Pine Island Glacier, Antarctica

February 07, 2001

Pig_tk

Provided by: Andrew Shepherd
Summary authors & editors: Andrew Shepherd; Martin Ruzek

A major glacial formation in Antarctica is shrinking, but questions still remain about the speed at which ice sheet thinning is taking place. Scientists at University College London (UCL) and the British Antarctic Survey have used satellite data to show that the interior of the West Antarctic Ice Sheet (WAIS) is thinning inland. Since 1992, 31 cubic kilometers of ice has been lost from its interior. The loss can be pinpointed to the fast-flowing Pine Island Glacier -- the largest glacier in West Antarctica -- which transports ice from the deep interior of the ice sheet to the ocean.
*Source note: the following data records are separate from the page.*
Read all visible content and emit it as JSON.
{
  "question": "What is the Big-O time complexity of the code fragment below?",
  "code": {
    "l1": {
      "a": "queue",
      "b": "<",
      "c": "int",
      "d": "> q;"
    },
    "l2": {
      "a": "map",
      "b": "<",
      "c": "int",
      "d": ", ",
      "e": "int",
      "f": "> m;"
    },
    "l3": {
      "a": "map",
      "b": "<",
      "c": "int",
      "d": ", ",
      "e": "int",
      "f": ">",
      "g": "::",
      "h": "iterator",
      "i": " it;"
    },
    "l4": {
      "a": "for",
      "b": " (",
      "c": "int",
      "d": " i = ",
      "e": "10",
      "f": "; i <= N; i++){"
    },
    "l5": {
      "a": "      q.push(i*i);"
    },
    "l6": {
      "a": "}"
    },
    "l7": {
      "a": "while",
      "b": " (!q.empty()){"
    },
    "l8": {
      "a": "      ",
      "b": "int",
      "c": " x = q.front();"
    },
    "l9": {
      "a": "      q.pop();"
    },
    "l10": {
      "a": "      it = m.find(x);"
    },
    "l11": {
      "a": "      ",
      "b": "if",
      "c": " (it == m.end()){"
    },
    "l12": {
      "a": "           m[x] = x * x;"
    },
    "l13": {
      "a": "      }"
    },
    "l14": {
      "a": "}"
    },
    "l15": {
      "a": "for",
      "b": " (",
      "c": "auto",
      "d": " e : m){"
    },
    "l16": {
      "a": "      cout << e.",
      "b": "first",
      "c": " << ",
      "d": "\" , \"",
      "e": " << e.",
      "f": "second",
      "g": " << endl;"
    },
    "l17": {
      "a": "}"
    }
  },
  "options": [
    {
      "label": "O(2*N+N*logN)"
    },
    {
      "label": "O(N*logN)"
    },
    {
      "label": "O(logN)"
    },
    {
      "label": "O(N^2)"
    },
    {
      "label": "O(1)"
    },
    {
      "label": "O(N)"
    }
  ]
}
Pine Island Glacier is up to 2500 meters thick with a bedrock over 1500 meters below sea level. The glacier, scientists now say, has retreated by over 5 kilometers inland as a consequence of the thinning. This adds further weight to the argument that small changes at the coast of the Antarctic continent -- such as the effects of global warming -- may be transmitted rapidly inland, leading to an acceleration of sea level rise.

Photo of the Pine Island Glacier taken by Tom Kellogg onboard the U.S. Coast Guard icebreaker Glacier, 1985, in Pine Island Bay.